— А я думаю, чего стулья пустые стоят, — Лешек махнул рученькой, и кружевной манжет затрепетал. — А вы тут…
— А мы тут, — подтвердил очевидное Димитрий, сгибаясь в поклоне.
Лизавета присела. Девица… не шелохнулась. Редкостное, к слову, здравомыслие. Или ее парализовало ко всему? Хотя… вон, пальчиком чуть шевельнула, значит, не паралич.
Что ж, здравомыслие встречается куда реже.
— Болеете? — Лешек споро расстегнул узорчатые пуговки камзола, который кинул на пол, правда, упасть драгоценной одежке не позволили, подхватили. А цесаревич уже рукава закатал.
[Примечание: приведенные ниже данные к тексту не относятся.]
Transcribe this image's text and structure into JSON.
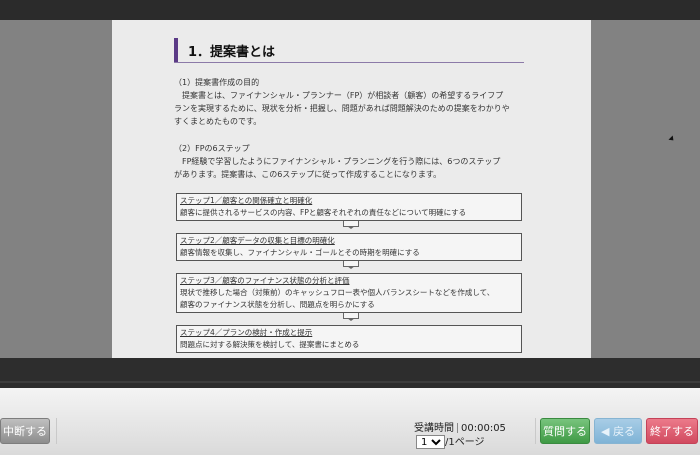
{
  "document": {
    "heading": "1．提案書とは",
    "section1": {
      "title": "（1）提案書作成の目的",
      "lines": [
        "提案書とは、ファイナンシャル・プランナー（FP）が相談者（顧客）の希望するライフプ",
        "ランを実現するために、現状を分析・把握し、問題があれば問題解決のための提案をわかりや",
        "すくまとめたものです。"
      ]
    },
    "section2": {
      "title": "（2）FPの6ステップ",
      "lines": [
        "FP経験で学習したようにファイナンシャル・プランニングを行う際には、6つのステップ",
        "があります。提案書は、この6ステップに従って作成することになります。"
      ]
    },
    "steps": [
      {
        "title": "ステップ1／顧客との関係確立と明確化",
        "desc": "顧客に提供されるサービスの内容、FPと顧客それぞれの責任などについて明確にする"
      },
      {
        "title": "ステップ2／顧客データの収集と目標の明確化",
        "desc": "顧客情報を収集し、ファイナンシャル・ゴールとその時期を明確にする"
      },
      {
        "title": "ステップ3／顧客のファイナンス状態の分析と評価",
        "desc": "現状で推移した場合（対策前）のキャッシュフロー表や個人バランスシートなどを作成して、",
        "desc2": "顧客のファイナンス状態を分析し、問題点を明らかにする"
      },
      {
        "title": "ステップ4／プランの検討・作成と提示",
        "desc": "問題点に対する解決策を検討して、提案書にまとめる"
      }
    ]
  },
  "controls": {
    "stop_label": "中断する",
    "time_label": "受講時間",
    "time_value": "00:00:05",
    "page_current": "1",
    "page_total_suffix": "/1ページ",
    "question_label": "質問する",
    "back_label": "◀ 戻る",
    "end_label": "終了する"
  }
}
Пальчиками пошевелил, разминаясь.
Вздохнул.
И велел:
— Стойте смирно…
Димитрию случалось видеть, как Лешек работает, пусть об этой его особенности предпочитали не распространяться: где ж это видано, чтобы исконный огневик целительством занимался? Справедливости ради стоило отметить, что работал Лешек лишь с ядами, передалась от матушки кровь змеиная.
И умение слышать отраву.
Звать ее.
— Будет неприятно, — счел нужным предупредить цесаревич. А рыжая вновь за руку схватилась, замерла, будто бы это ее врачевать собирались. И глаза распахнуты, рот приоткрыт… посмотреть и вправду есть на что: вот с пальцев царевича будто бы золотые змейки сползают.
Да прямо на кожу.
А уж там, прилипнув к ней, тянут отраву, и кожа бледнеет, а змейки наливаются силой. Становятся больше… тяжелее. И девица с лица слегка осунулась, стоит, смотрит, хорошо, орать не орет… только дышит чаще, но это оттого, что больно.
Вот губу чуть прикусила.
Глаза прикрыла.
А Лешек сказал:
— Это… не слишком быстро, зато надежней… целители с таким не справятся.
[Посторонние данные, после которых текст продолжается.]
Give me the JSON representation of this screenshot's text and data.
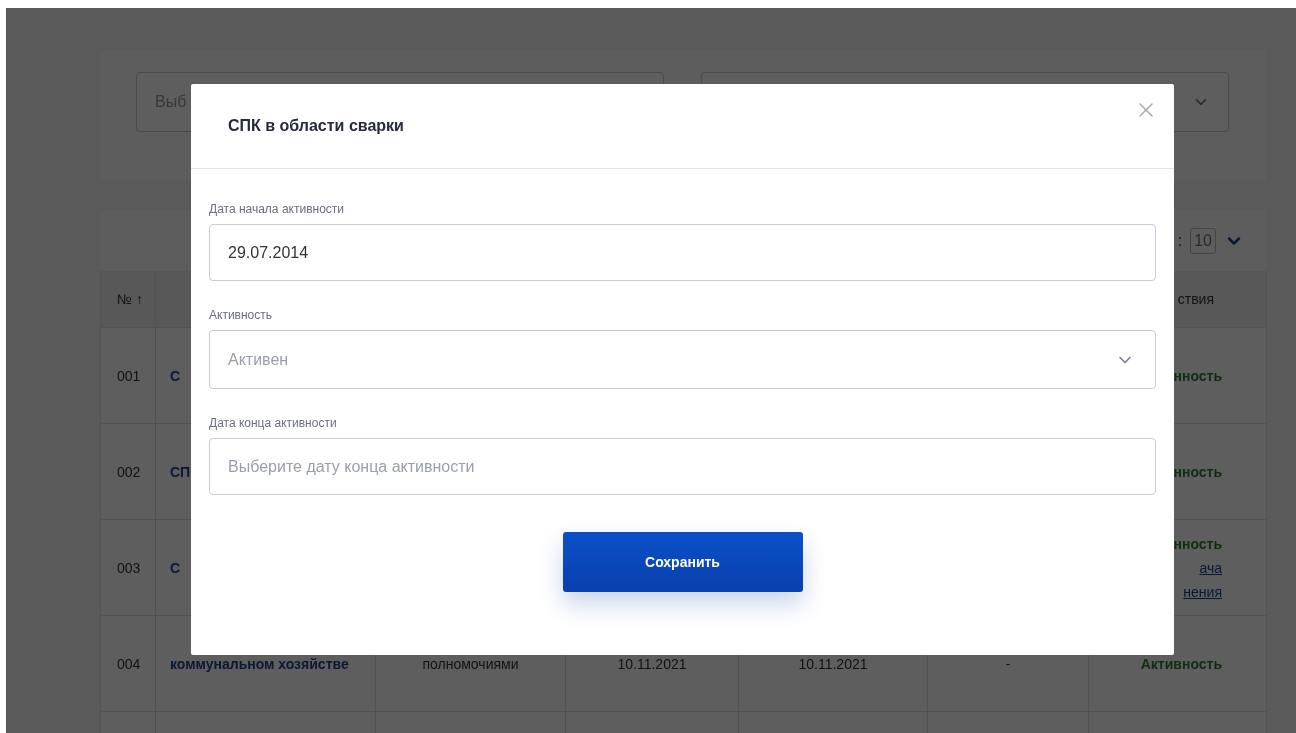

Это уже было не девице адресовано, но Димитрию. И в словах почудился упрек: мол, как же ты просмотрел… а и вправду, как? С чесоточным порошком шутили во дворце, особенно средь слабого полу в ходу он был: на каждом балу дебютанток кому-то да поднесут то букет отравленный, то перчаточки… то, прислугу подкупивши, вовсе платье посыплют.
Но там это… не настолько.
Змеи почти воплотились. И Димитрий знал, что девица распрекрасно ощущает их, тяжелых, чуть прохладных и ужасающе живых. Они шевелились, не иначе как чудом удерживаясь на платье, но при всем том меняя места. Вот одна запястье обвила, поднялась до локтя, а рука девицы сделалась тоньше, белее.
И пузыри исчезли.
Она и вздохнула. Осторожно руку подняла.
— Так ей удобнее будет… — глаза девица открыла-таки и теперь за змеею следила с немалым интересом, а та переползла выше, устроилась на плече, шею обвила… — У нас… водятся… полозы… иные огроменные, в двадцать саженей… батюшка говорил, что этих трогать неможно, что они жилы каменные стерегут.